Closing Time

by spuffyduds



Category: Angel: the Series
Genre: 100-1000 Words, Gen
Language: English
Status: Completed
Published: 2010-01-04
Updated: 2010-01-04
Packaged: 2017-10-05 19:30:06
Rating: Teen And Up Audiences
Warnings: No Archive Warnings Apply
Chapters: 1
Words: 490
Publisher: archiveofourown.org
Story URL: https://archiveofourown.org/works/45296
Author URL: https://archiveofourown.org/users/spuffyduds/pseuds/spuffyduds





	Closing Time

"So--you time-traveled."

"More or less."

"To get your revenge on a vampire—-did you say your name's Van Helsing?"

"Holtz. And it was the most evil vampire ever spawned. The scourge of Europe."

"Naturally," Dave says. He picks up the bar rag, wipes another glass. "Were dinosaurs involved in any way?"

"I beg your pardon?"

"Never mind. So--was it rough, the time travel? Nausea, jet lag?" The nutjob is the last customer, with fifteen minutes to closing; might as well hear the whole spiel.

"It was...disorienting."

"Well, of course."

"Automobiles. And aeroplanes. And...women wearing trousers.

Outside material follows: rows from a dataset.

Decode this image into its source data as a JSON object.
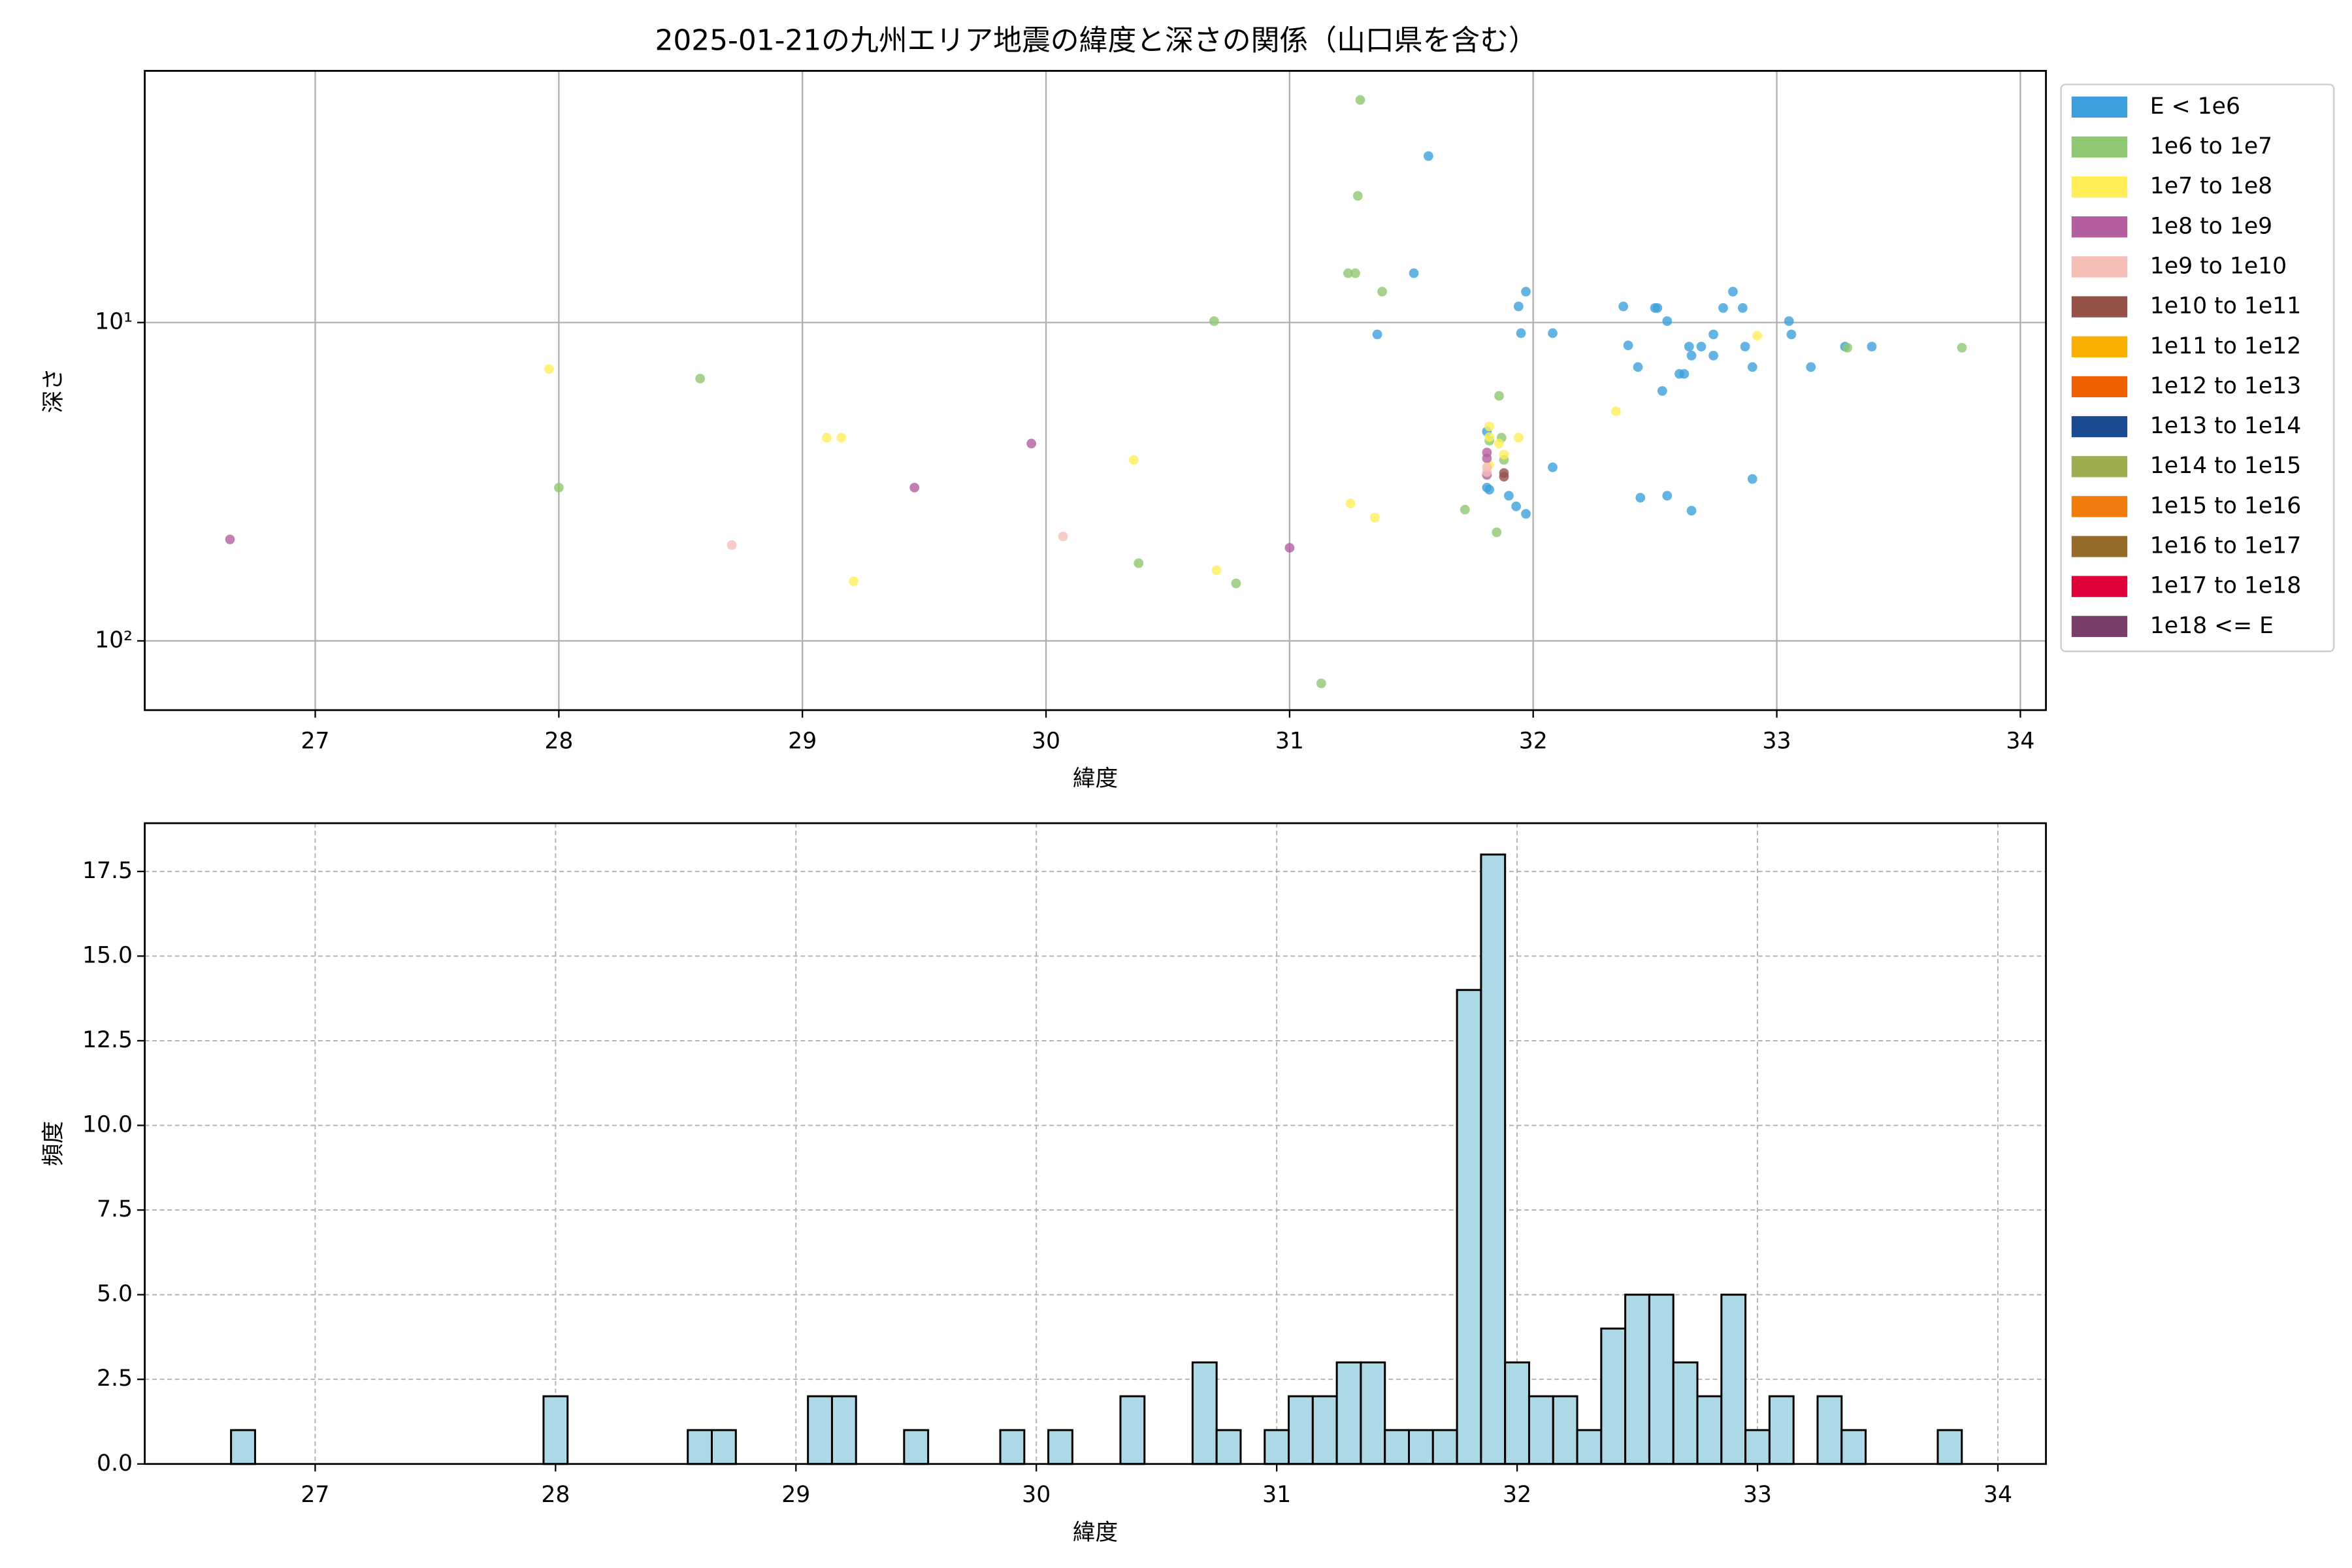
{
  "chart_data": [
    {
      "type": "scatter",
      "title": "2025-01-21の九州エリア地震の緯度と深さの関係（山口県を含む）",
      "xlabel": "緯度",
      "ylabel": "深さ",
      "xlim": [
        26.3,
        34.105
      ],
      "xticks": [
        27,
        28,
        29,
        30,
        31,
        32,
        33,
        34
      ],
      "yscale": "log",
      "yinverted": true,
      "ylim": [
        1.62,
        165
      ],
      "yticks": [
        {
          "value": 10,
          "label": "10¹"
        },
        {
          "value": 100,
          "label": "10²"
        }
      ],
      "grid": true,
      "legend": "outside-right",
      "series": [
        {
          "name": "E < 1e6",
          "color": "#3ca0dc",
          "x": [
            31.57,
            31.51,
            31.36,
            31.81,
            31.81,
            31.82,
            31.9,
            31.93,
            31.97,
            31.94,
            31.97,
            31.95,
            32.08,
            32.08,
            32.37,
            32.39,
            32.43,
            32.44,
            32.5,
            32.51,
            32.55,
            32.53,
            32.55,
            32.6,
            32.62,
            32.64,
            32.65,
            32.65,
            32.69,
            32.74,
            32.74,
            32.78,
            32.82,
            32.86,
            32.87,
            32.9,
            32.9,
            33.05,
            33.06,
            33.14,
            33.28,
            33.39
          ],
          "values": [
            3.0,
            7,
            10.9,
            22,
            33,
            33.5,
            35,
            37.8,
            39.9,
            8.9,
            8,
            10.8,
            10.8,
            28.5,
            8.9,
            11.8,
            13.8,
            35.5,
            9,
            9,
            9.9,
            16.4,
            35,
            14.5,
            14.5,
            11.9,
            12.7,
            39,
            11.9,
            10.9,
            12.7,
            9,
            8,
            9,
            11.9,
            13.8,
            31,
            9.9,
            10.9,
            13.8,
            11.9,
            11.9
          ]
        },
        {
          "name": "1e6 to 1e7",
          "color": "#8fc870",
          "x": [
            28.0,
            28.58,
            30.38,
            30.78,
            30.69,
            31.13,
            31.24,
            31.27,
            31.28,
            31.29,
            31.38,
            31.72,
            31.85,
            31.86,
            31.82,
            31.87,
            31.88,
            33.29,
            33.76
          ],
          "values": [
            33,
            15,
            57,
            66,
            9.9,
            136,
            7,
            7,
            4.0,
            2.0,
            8,
            38.7,
            45.6,
            17,
            23.5,
            23,
            27,
            12,
            12
          ]
        },
        {
          "name": "1e7 to 1e8",
          "color": "#ffee58",
          "x": [
            27.96,
            29.1,
            29.16,
            29.21,
            30.36,
            30.7,
            31.25,
            31.35,
            32.34,
            32.92,
            31.82,
            31.82,
            31.86,
            31.88,
            31.94,
            31.82
          ],
          "values": [
            14,
            23,
            23,
            65,
            27,
            60,
            37,
            41,
            19,
            11,
            21.2,
            22.9,
            24,
            26,
            23,
            28
          ]
        },
        {
          "name": "1e8 to 1e9",
          "color": "#b45ea0",
          "x": [
            26.65,
            29.46,
            29.94,
            31.0,
            31.81,
            31.81,
            31.81
          ],
          "values": [
            48,
            33,
            24,
            51,
            25.6,
            26.7,
            30.1
          ]
        },
        {
          "name": "1e9 to 1e10",
          "color": "#f5bfb8",
          "x": [
            28.71,
            30.07,
            31.81,
            31.81
          ],
          "values": [
            50,
            47,
            29.5,
            28.5
          ]
        },
        {
          "name": "1e10 to 1e11",
          "color": "#955048",
          "x": [
            31.88,
            31.88
          ],
          "values": [
            29.7,
            30.5
          ]
        },
        {
          "name": "1e11 to 1e12",
          "color": "#f9b000",
          "x": [],
          "values": []
        },
        {
          "name": "1e12 to 1e13",
          "color": "#ef6000",
          "x": [],
          "values": []
        },
        {
          "name": "1e13 to 1e14",
          "color": "#1a4a8f",
          "x": [],
          "values": []
        },
        {
          "name": "1e14 to 1e15",
          "color": "#9ead4f",
          "x": [],
          "values": []
        },
        {
          "name": "1e15 to 1e16",
          "color": "#ef7c0c",
          "x": [],
          "values": []
        },
        {
          "name": "1e16 to 1e17",
          "color": "#956c2a",
          "x": [],
          "values": []
        },
        {
          "name": "1e17 to 1e18",
          "color": "#e0003a",
          "x": [],
          "values": []
        },
        {
          "name": "1e18 <= E",
          "color": "#7a3e6a",
          "x": [],
          "values": []
        }
      ]
    },
    {
      "type": "histogram",
      "xlabel": "緯度",
      "ylabel": "頻度",
      "color": "#add8e6",
      "edgecolor": "#000000",
      "xlim": [
        26.291,
        34.2
      ],
      "xticks": [
        27,
        28,
        29,
        30,
        31,
        32,
        33,
        34
      ],
      "ylim": [
        0,
        18.925
      ],
      "yticks": [
        {
          "value": 0,
          "label": "0.0"
        },
        2.5,
        {
          "value": 5,
          "label": "5.0"
        },
        7.5,
        {
          "value": 10,
          "label": "10.0"
        },
        12.5,
        {
          "value": 15,
          "label": "15.0"
        },
        17.5
      ],
      "grid": "dashed",
      "bins": [
        26.65,
        26.75,
        26.85,
        26.95,
        27.05,
        27.15,
        27.25,
        27.35,
        27.45,
        27.55,
        27.65,
        27.75,
        27.85,
        27.95,
        28.05,
        28.15,
        28.25,
        28.35,
        28.45,
        28.55,
        28.65,
        28.75,
        28.85,
        28.95,
        29.05,
        29.15,
        29.25,
        29.35,
        29.45,
        29.55,
        29.65,
        29.75,
        29.85,
        29.95,
        30.05,
        30.15,
        30.25,
        30.35,
        30.45,
        30.55,
        30.65,
        30.75,
        30.85,
        30.95,
        31.05,
        31.15,
        31.25,
        31.35,
        31.45,
        31.55,
        31.65,
        31.75,
        31.85,
        31.95,
        32.05,
        32.15,
        32.25,
        32.35,
        32.45,
        32.55,
        32.65,
        32.75,
        32.85,
        32.95,
        33.05,
        33.15,
        33.25,
        33.35,
        33.45,
        33.55,
        33.65,
        33.75,
        33.85
      ],
      "values": [
        1,
        0,
        0,
        0,
        0,
        0,
        0,
        0,
        0,
        0,
        0,
        0,
        0,
        2,
        0,
        0,
        0,
        0,
        0,
        1,
        1,
        0,
        0,
        0,
        2,
        2,
        0,
        0,
        1,
        0,
        0,
        0,
        1,
        0,
        1,
        0,
        0,
        2,
        0,
        0,
        3,
        1,
        0,
        1,
        2,
        2,
        3,
        3,
        1,
        1,
        1,
        14,
        18,
        3,
        2,
        2,
        1,
        4,
        5,
        5,
        3,
        2,
        5,
        1,
        2,
        0,
        2,
        1,
        0,
        0,
        0,
        1
      ]
    }
  ]
}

But do you know what the worst thing was?"

"What?" Dave says. He's locking up the cash register. If this poor whacko wants another drink, he's gonna get a freebie.

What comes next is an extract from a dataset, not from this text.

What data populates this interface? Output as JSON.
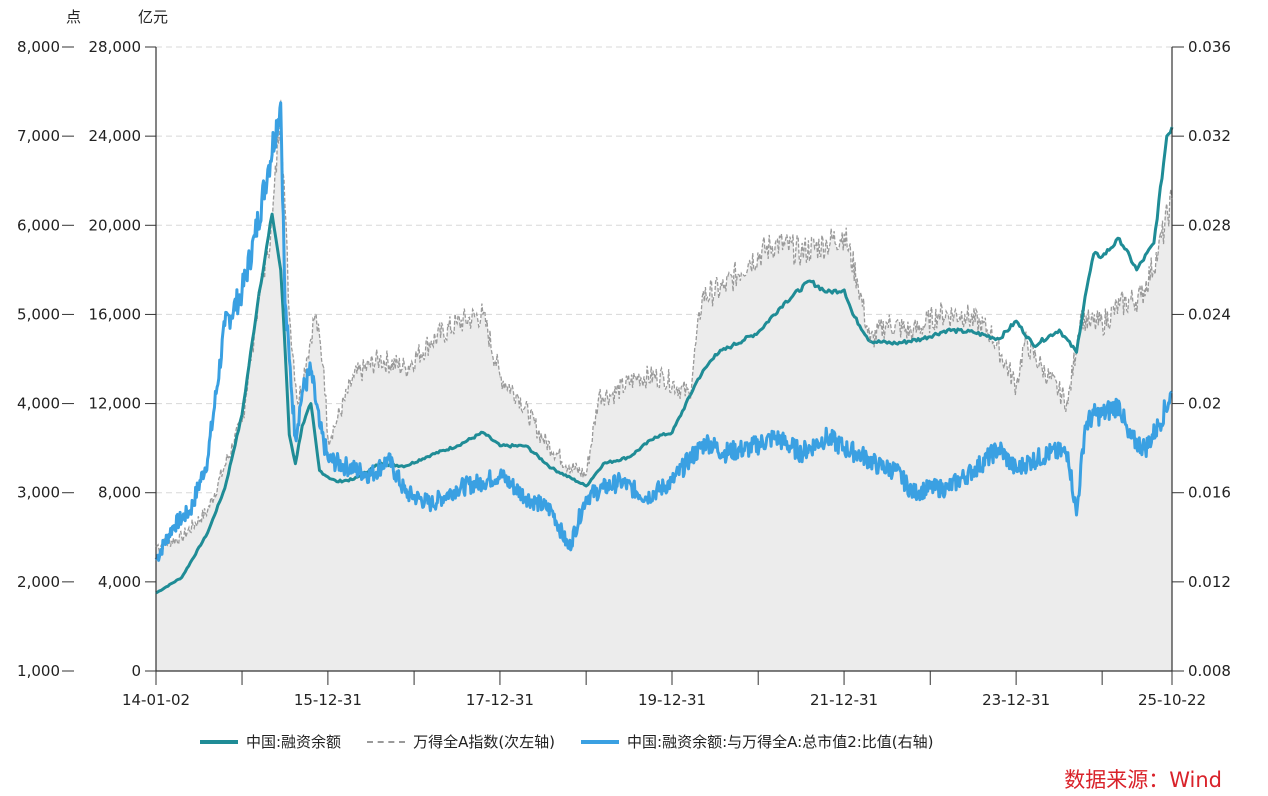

"The worst thing was...when it occurred to me that now, even if the monster hadn't...invaded my home, ripped out their throats, turned my poor darling..." he seems to lose track.

"The worst thing?"

"All my pretty ones..." Holtz sighs. "The worst thing was, it came to me that now, they would all be long dead anyway. Dust to dust, gone and forgotten. And for just a moment, I thought, well, then it doesn't matter anymore, does it? I can...rest."

Dave can't think of a snappy reply.

Holtz keeps looking into his drink. "And for that...for that moment of failure, for that moment when I let go of what had sustained me, when I was willing to let that evil walk the earth because it no longer concerned me...for that loss of my soul he will pay most of all. He will beg for another death."

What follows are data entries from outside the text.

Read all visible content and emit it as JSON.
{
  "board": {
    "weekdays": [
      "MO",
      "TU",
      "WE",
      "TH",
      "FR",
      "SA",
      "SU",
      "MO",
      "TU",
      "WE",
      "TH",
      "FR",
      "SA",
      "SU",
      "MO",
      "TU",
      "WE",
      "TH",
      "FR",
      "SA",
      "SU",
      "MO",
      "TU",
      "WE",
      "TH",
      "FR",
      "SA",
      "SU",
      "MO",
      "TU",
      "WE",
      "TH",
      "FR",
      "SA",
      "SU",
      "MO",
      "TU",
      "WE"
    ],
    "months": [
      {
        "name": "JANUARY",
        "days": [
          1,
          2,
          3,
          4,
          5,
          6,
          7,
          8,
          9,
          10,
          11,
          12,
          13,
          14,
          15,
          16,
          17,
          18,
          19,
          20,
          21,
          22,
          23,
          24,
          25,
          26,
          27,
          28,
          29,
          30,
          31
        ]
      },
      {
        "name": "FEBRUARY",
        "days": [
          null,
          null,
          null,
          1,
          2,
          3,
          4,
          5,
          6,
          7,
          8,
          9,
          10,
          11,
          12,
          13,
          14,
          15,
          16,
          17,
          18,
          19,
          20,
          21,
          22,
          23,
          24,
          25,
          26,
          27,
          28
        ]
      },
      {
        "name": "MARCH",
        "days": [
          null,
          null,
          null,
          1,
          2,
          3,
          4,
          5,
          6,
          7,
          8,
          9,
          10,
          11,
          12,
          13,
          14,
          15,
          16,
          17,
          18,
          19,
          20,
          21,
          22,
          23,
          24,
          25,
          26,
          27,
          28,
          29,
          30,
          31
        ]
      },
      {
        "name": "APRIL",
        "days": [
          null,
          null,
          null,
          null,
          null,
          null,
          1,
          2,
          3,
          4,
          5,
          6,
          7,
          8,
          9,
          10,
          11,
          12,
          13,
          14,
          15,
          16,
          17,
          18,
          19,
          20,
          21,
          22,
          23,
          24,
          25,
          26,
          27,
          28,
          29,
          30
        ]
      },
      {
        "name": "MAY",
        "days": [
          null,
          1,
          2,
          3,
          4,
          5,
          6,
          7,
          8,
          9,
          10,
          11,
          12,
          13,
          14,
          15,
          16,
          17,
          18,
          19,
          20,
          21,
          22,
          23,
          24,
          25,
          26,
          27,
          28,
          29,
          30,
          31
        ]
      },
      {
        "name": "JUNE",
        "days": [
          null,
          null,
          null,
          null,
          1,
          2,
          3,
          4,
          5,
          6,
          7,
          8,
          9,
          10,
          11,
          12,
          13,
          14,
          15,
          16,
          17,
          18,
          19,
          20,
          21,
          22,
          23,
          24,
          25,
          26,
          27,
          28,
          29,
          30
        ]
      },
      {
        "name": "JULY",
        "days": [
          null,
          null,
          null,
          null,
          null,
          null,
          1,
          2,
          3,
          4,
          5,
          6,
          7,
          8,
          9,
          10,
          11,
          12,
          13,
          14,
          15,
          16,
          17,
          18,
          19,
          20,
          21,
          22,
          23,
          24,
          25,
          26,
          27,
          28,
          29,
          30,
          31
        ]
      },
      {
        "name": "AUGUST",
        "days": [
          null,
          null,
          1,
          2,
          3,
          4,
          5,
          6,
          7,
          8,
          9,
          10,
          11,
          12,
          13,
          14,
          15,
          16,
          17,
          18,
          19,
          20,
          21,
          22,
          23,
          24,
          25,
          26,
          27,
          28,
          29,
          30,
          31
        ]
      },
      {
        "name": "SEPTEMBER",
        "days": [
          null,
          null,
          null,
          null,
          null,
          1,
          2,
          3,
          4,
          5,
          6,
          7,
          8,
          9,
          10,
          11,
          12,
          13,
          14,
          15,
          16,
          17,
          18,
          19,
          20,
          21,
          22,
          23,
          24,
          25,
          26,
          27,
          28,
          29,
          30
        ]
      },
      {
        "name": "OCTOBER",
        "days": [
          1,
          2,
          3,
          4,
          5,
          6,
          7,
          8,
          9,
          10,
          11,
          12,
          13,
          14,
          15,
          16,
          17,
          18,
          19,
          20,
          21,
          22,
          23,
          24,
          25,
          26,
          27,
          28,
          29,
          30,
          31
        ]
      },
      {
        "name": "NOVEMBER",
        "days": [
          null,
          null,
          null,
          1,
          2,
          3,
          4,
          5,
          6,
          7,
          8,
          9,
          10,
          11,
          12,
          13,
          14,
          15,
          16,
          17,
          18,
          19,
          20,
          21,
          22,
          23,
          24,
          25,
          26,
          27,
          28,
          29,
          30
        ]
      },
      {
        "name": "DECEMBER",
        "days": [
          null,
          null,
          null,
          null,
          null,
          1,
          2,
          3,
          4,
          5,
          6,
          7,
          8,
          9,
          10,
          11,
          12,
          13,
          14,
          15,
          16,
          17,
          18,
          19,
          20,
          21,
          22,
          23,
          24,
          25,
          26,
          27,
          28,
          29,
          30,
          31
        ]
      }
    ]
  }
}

"Wow," Dave says. Something about that last muttered speech is making him feel that maybe "harmless" no longer really belongs in front of "nutjob" in this case. He's liable to get himself hurt, at least, talking that way in bars.

"Well, I gotta lock up in back," he says. He ducks back to the office, reaches for the phone; the police can pick the guy up, make sure he's not—-a mass murderer, or something. Take care of him, anyway.

And then there's a hand on his wrist, bizarrely strong for such a little guy, _Jesus_, and a voice rasping in his ear, "I would not advise that you hinder me in my quest."

"Right," Dave says. "Sure. I'll just—-step away from the phone."

Holtz marches him back out to the bar. Dave's pretty sure he'll have bruises on that wrist tomorrow.

"You just—-do whatever you need to do, okay? No hindering from me, here."

"Thank you," Holtz says. He puts something in Dave's hand, lets go of his wrist, strides out, seeming somehow bigger than when he arrived.

Dave sits on a barstool. He opens his hand, looks at the weird old coin in his palm. And locks up the bar a few minutes early, because for the first time since he was a child he's thinking about the boogeyman.